Jangan sampai, kampus justru menjadi “menara gading” yang jauh dari lingkungan masyarakat. Walaupun tidak menampik fakta bahwa mahasiswa juga bagian dari masyarakat yang masih diliputi permasalahan adaptasi, utamanya pelaksanaan proses pendidikannya yang sedang dijalankan secara daring. Hal ini mengharuskan kaum terpelajar diam di rumah dan melaksanakan semua aktivitas dari dalam kamar ternyamannya. Namun, apakah lantas kondisi tersebut menjelma pembenaran bagi mahasiswa untuk abai terhadap lingkungan sekitarnya?
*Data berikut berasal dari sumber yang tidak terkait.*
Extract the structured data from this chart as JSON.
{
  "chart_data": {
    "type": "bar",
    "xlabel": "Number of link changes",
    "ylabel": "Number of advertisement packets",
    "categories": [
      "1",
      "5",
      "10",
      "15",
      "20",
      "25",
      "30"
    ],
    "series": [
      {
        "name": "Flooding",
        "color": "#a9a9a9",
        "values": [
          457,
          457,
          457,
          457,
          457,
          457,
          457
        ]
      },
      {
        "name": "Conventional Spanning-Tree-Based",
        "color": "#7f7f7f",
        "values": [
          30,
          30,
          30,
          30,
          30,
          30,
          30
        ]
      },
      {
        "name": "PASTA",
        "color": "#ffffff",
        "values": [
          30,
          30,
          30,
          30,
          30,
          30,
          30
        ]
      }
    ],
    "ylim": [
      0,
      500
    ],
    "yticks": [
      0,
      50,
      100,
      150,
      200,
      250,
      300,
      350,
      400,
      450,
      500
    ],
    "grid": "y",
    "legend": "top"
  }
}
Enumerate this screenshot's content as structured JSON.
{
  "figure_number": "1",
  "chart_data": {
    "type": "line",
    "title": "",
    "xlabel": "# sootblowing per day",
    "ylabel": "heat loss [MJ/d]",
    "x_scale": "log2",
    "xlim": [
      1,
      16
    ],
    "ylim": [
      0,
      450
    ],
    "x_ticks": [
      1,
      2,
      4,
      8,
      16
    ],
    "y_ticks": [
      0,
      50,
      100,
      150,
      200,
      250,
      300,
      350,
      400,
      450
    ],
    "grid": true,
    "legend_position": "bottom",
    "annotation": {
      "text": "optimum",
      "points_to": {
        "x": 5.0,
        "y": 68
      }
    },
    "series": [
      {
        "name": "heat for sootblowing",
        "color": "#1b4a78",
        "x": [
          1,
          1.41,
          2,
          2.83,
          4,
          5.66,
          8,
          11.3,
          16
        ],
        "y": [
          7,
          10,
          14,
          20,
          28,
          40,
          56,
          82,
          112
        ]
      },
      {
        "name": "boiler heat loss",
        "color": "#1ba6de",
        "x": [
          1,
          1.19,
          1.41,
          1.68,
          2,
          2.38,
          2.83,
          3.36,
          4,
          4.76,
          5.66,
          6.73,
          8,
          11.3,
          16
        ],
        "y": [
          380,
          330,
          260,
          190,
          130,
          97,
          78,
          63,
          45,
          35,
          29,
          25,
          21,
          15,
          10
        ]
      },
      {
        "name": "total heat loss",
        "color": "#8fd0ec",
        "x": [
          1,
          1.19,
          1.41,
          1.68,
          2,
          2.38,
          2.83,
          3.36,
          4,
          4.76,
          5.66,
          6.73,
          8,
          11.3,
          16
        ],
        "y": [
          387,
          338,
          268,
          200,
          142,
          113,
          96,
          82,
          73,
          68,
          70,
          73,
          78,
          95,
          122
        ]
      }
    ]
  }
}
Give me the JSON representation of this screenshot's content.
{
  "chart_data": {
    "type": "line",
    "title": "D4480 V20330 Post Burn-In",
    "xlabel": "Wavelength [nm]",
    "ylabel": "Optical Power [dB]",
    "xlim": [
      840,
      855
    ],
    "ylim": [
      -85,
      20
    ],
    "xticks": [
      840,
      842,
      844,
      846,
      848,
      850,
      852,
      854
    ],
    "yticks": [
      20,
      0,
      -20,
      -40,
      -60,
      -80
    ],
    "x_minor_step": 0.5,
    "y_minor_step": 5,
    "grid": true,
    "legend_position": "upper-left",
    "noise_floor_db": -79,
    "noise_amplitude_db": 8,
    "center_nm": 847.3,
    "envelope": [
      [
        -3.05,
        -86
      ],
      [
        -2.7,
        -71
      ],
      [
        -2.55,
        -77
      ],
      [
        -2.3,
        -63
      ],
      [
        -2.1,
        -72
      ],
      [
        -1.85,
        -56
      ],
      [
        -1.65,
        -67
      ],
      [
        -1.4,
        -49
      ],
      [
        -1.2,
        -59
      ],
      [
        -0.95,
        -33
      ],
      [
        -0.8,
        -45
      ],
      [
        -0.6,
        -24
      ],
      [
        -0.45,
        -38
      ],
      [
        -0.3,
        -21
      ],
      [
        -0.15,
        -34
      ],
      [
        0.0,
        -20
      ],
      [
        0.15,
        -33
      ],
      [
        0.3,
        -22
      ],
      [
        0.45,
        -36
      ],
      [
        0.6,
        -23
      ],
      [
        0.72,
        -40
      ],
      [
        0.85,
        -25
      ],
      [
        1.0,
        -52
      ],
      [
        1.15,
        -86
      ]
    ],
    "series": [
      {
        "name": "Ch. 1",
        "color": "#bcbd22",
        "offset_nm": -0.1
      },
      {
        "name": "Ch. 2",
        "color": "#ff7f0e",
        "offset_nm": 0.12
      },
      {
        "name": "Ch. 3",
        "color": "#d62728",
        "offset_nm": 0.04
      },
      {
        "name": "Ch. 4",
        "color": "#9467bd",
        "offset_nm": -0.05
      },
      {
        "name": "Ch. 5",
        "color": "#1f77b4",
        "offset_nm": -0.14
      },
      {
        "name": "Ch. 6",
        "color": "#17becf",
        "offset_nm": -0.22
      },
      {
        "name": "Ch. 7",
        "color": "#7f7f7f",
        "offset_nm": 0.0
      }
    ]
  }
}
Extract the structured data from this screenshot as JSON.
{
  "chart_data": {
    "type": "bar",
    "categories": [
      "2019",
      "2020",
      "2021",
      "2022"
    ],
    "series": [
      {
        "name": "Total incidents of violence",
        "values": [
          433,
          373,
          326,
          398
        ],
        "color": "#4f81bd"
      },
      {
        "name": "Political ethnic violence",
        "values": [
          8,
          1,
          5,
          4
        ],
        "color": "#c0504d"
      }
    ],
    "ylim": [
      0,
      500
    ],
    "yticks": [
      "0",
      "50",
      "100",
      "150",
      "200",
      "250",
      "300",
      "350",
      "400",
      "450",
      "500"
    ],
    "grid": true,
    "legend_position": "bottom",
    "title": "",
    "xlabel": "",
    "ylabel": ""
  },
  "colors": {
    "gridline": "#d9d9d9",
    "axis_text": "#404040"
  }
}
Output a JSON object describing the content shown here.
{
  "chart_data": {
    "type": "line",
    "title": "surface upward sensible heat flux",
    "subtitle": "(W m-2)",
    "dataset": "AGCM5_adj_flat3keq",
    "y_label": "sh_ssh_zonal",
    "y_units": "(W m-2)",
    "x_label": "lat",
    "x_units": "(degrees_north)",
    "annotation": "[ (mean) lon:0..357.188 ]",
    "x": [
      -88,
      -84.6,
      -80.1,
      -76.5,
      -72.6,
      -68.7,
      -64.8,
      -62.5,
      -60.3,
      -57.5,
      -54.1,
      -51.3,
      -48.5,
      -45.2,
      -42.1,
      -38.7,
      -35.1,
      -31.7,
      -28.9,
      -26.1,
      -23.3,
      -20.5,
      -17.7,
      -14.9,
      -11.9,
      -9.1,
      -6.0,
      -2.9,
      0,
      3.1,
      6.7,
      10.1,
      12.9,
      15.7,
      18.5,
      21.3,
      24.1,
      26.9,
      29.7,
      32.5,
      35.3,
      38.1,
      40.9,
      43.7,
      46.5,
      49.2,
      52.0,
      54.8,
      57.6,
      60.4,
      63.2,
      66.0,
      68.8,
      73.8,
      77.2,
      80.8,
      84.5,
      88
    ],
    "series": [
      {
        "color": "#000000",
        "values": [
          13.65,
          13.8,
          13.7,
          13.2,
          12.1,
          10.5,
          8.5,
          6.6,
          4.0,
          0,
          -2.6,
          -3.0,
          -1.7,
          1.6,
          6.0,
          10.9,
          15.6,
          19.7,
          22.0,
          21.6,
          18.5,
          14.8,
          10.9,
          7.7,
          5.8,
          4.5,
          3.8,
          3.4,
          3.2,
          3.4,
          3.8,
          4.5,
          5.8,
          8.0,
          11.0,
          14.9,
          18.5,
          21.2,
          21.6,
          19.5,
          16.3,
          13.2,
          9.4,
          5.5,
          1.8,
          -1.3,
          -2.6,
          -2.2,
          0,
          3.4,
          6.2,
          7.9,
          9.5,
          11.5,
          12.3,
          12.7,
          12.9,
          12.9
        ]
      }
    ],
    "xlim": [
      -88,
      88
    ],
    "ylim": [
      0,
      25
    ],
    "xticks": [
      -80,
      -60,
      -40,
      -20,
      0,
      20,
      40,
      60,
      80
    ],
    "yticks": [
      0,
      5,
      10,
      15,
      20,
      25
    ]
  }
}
Pandemi yang terjadi secara tiba-tiba dan melumpuhkan aktivitas masyarakat membawa dampak yang besar dan cenderung merugikan bagi masyarakat. Dibutuhkan adaptasi serta cara-cara baru untuk menghadapi kondisi yang ada. Di sinilah peran mahasiswa dinantikan, sebagai orang yang mendapatkan kesempatan mengenyam pendidikan, dapat lebih awal melakukan peroses penyesuaian dan bergegas menunjukkan perannya. Sejatinya dikondisi seperti inilah seharusnya mahasiswa membuktikan keberadaanya sebagai agen of change, iron stock serta social control dalam merumuskan serta mencarikan solusi atas permasalahan yang ada. Jangan sampai posisi mahasiswa hanya berpangku tangan dan turut tenggelam dalam keterbatasan. Sebab, mengutip Najwa Sihab, sejarah bangsa Indonesia adalah sejarah anak muda.